ECLI:NL:CRVB:2020:2192

Centrale Raad van Beroep

Datum uitspraak
16 september 2020
Publicatiedatum
16 september 2020
Zaaknummer
18/6330 AOW
Instantie
Centrale Raad van Beroep
Type
Uitspraak
Rechtsgebied
Bestuursrecht; Socialezekerheidsrecht
Procedures
  • Hoger beroep
Vindplaatsen
  • Rechtspraak.nl
AI samenvatting door LexboostAutomatisch gegenereerd

Hoger beroep inzake ouderdomspensioen AOW en terugwerkende kracht

Op 16 september 2020 heeft de Centrale Raad van Beroep uitspraak gedaan in een hoger beroep van appellant tegen de Sociale verzekeringsbank (Svb) over de ingangsdatum van zijn ouderdomspensioen op grond van de Algemene Ouderdomswet (AOW). Appellant, geboren in 1951, had op 27 september 2016 een brief ontvangen van de Svb waarin hij werd gewezen op zijn recht op AOW. Hij diende op 9 februari 2018 een aanvraag in, maar was van mening dat hij recht had op AOW vanaf 15 november 2016. De Svb kende hem echter AOW toe met terugwerkende kracht tot 1 februari 2017, wat leidde tot een nabetaling van € 577,87 netto. Appellant was het niet eens met de ingangsdatum en stelde dat hij niet op de hoogte was van zijn recht op AOW, wat hij als een bijzonder geval beschouwde.

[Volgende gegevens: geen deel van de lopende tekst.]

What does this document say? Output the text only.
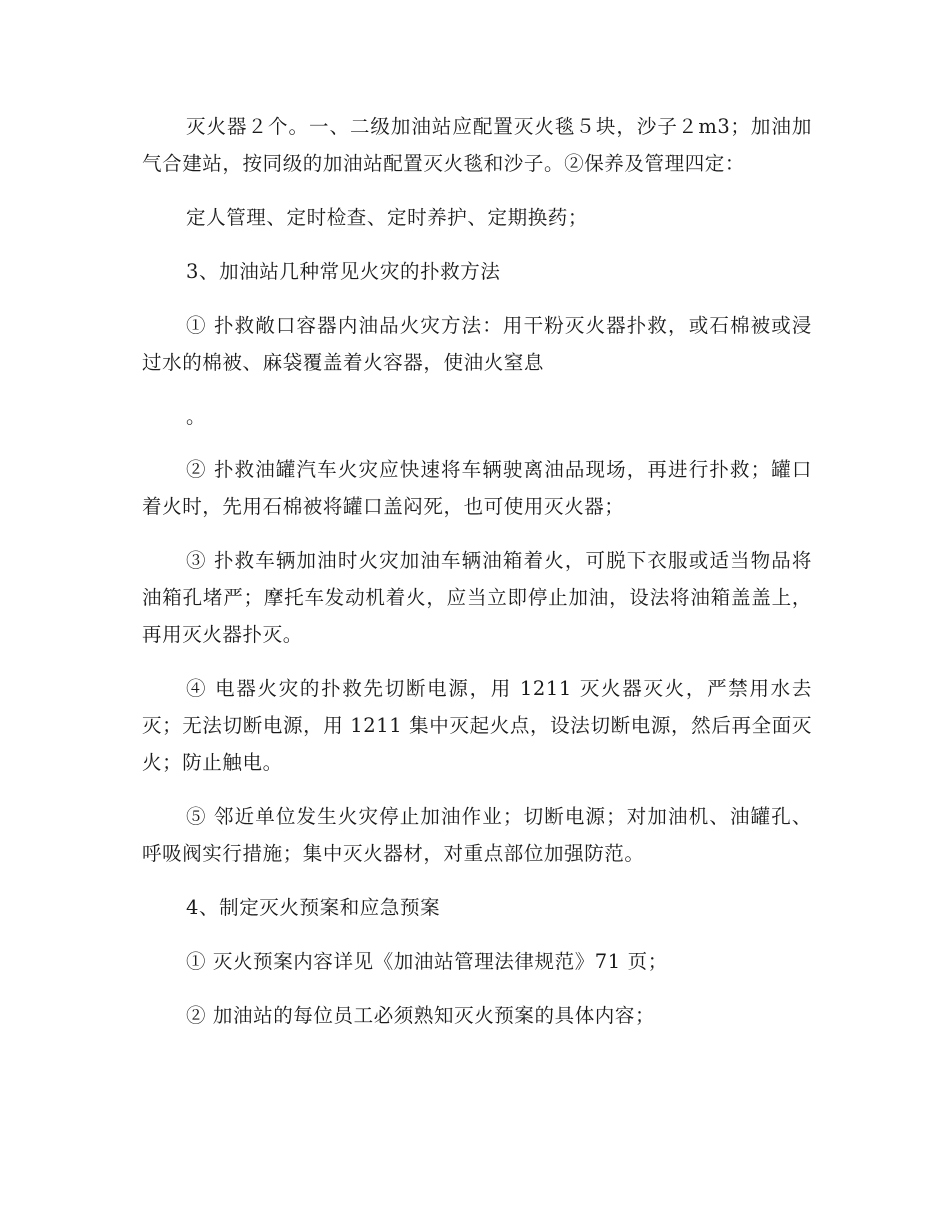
灭火器２个。一、二级加油站应配置灭火毯５块，沙子２m3；加油加气合建站，按同级的加油站配置灭火毯和沙子。②保养及管理四定：

定人管理、定时检查、定时养护、定期换药；

3、加油站几种常见火灾的扑救方法

① 扑救敞口容器内油品火灾方法：用干粉灭火器扑救，或石棉被或浸过水的棉被、麻袋覆盖着火容器，使油火窒息

。

② 扑救油罐汽车火灾应快速将车辆驶离油品现场，再进行扑救；罐口着火时，先用石棉被将罐口盖闷死，也可使用灭火器；

③ 扑救车辆加油时火灾加油车辆油箱着火，可脱下衣服或适当物品将油箱孔堵严；摩托车发动机着火，应当立即停止加油，设法将油箱盖盖上，再用灭火器扑灭。

④ 电器火灾的扑救先切断电源，用 1211 灭火器灭火，严禁用水去灭；无法切断电源，用 1211 集中灭起火点，设法切断电源，然后再全面灭火；防止触电。

⑤ 邻近单位发生火灾停止加油作业；切断电源；对加油机、油罐孔、呼吸阀实行措施；集中灭火器材，对重点部位加强防范。

4、制定灭火预案和应急预案

① 灭火预案内容详见《加油站管理法律规范》71 页；

② 加油站的每位员工必须熟知灭火预案的具体内容；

De rechtbank Noord-Holland had het beroep van appellant tegen het besluit van de Svb ongegrond verklaard. In hoger beroep herhaalde appellant zijn bezwaren, maar de Raad oordeelde dat de omstandigheden die appellant aanvoerde geen bijzonder geval opleverden. De Raad volgde de rechtbank in haar oordeel dat onbekendheid met de wet in de regel geen bijzonder geval oplevert, tenzij deze onbekendheid verschoonbaar is. Appellant had ook op andere manieren informatie kunnen verkrijgen over zijn pensioengerechtigde leeftijd. De Raad concludeerde dat de Svb het ouderdomspensioen terecht niet met een eerdere ingangsdatum dan 1 februari 2017 had toegekend. Het hoger beroep van appellant werd afgewezen en de aangevallen uitspraak werd bevestigd.

Uitspraak

18.6330 AOW

Datum uitspraak: 16 september 2020
Centrale Raad van Beroep
Enkelvoudige kamer
Uitspraak op het hoger beroep tegen de uitspraak van de rechtbank Noord-Holland van
20 november 2018, 18/2365 (aangevallen uitspraak)
Partijen:
[appellant] te [woonplaats] (appellant)
de Raad van bestuur van de Sociale verzekeringsbank (Svb)
PROCESVERLOOP
Appellant heeft hoger beroep ingesteld.
De Svb heeft een verweerschrift ingediend.
Het onderzoek ter zitting heeft plaatsgevonden op 27 augustus 2020. Appellant is niet verschenen. De Svb heeft zich via een beeldverbinding (skype) laten vertegenwoordigen door mr. L. Erkens-Hanssen.

OVERWEGINGEN

1.1.
Appellant is geboren op [geboortedatum] 1951 en heeft op [datum] 2016 de leeftijd bereikt waarop hij recht kreeg op een ouderdomspensioen op grond van de Algemene Ouderdomswet (AOW). Bij brief van 27 september 2016 heeft de Svb appellant er (nogmaals) op gewezen dat hij een ouderdomspensioen op grond van de AOW kan aanvragen.
1.2.
Op 9 februari 2018 heeft appellant de Svb bericht dat hij via een andere instantie heeft vernomen dat hij al geruime tijd recht heeft op een ouderdomspensioen op grond van de AOW. Hij stelt daarvan niet op de hoogte te zijn geweest, omdat hij ervan uit ging dat dit ouderdomspensioen pas op zijn 67e verjaardag in zou gaan. Hij vraagt de Svb hem hierover te infomeren. In reactie daarop heeft de Svb op 15 februari 2018 een aanvraagformulier aan appellant toegezonden. Dat formulier heeft appellant op 20 februari 2018 ingevuld en retour gezonden.
1.3.
Bij besluit van 14 maart 2018 heeft de Svb aan appellant een ouderdomspensioen op grond van de AOW toegekend met ingang van 15 februari 2017. In dit besluit is vermeld dat het ouderdomspensioen ingaat met een maximale terugwerkende kracht van één jaar gerekend vanaf de datum van ontvangst van de aanvraag.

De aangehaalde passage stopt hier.